In this case, n = 40, S = 360000, and t = 35.
After paying thirty installments, one-third of the amount would remain unpaid. This means that two-thirds of the total amount has been paid after 30 installments. Therefore, we can write:
(2/3) * S = (30/2) * [2a + (30-1)d]
Now we can solve these two equations simultaneously to find the values of 'a' and 'd'.
Equation 1: (40/2) * [2a + (40-1)d] = 360000
Equation 2: (2/3) * 360000 = (30/2) * [2a + (30-1)d]
Simplifying Equation 2: 240000 = (15/2) * [2a + 29d]
Now we have a system of two equations with two variables (a and d). We can solve these equations to find the values of 'a' and 'd'.

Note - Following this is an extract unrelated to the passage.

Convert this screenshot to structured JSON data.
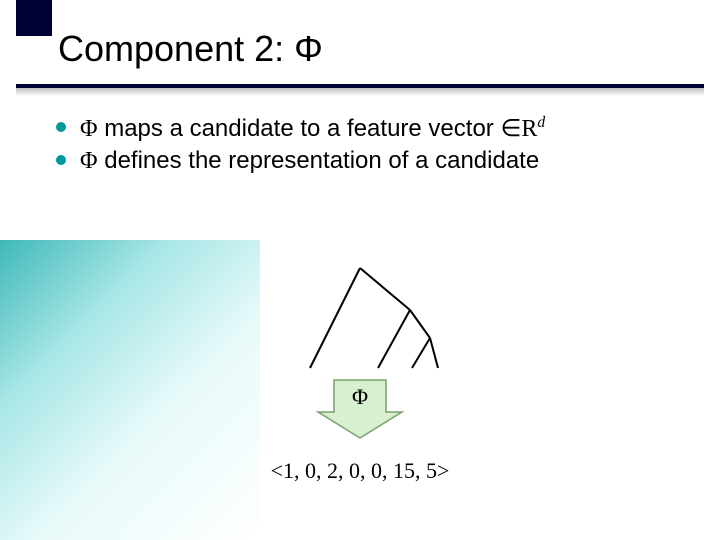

Solving equations simultaneously:
From Equation 2, we can isolate 'a':
240000 = (15/2) * [2a + 29d]
(2/15) * 240000 = 2a + 29d
a = (8/15) * 240000 - (29/15)d
a = 128000 - (29/15)d
Substituting this value of 'a' in Equation 1:
(40/2) * [2(128000 - (29/15)d) + (40-1)d] = 360000
4 * [256000 - (29/15)d + 39d] = 360000
1024000 - 7.6d + 156d = 360000
-7.6d + 156d = 360000 - 1024000
148.4d = -664000
d = -664000/148.4
d = -4477.18 (approx)
Now, substituting the value of 'd' in the value of 'a':
a = 128000 - (29/15)d
a = 128000 - (29/15)(-4477.18)
a = 128000 + 86223.33
a = 214223.33 (approx)
We have found the values of 'a' (first term) and 'd' (common difference). Now, we can find the 35th installment using the formula:
35th installment = a + (35-1)d
35th installment = 214223.33 + (35-1)(-4477.18)
35th installment = 214223.33 + 34(-4477.18)
35th installment = 214223.33 - 152167.12
35th installment = 62056.21
Therefore, the amount which Asif would be required to pay as the 35th installment is approximately 62056.21.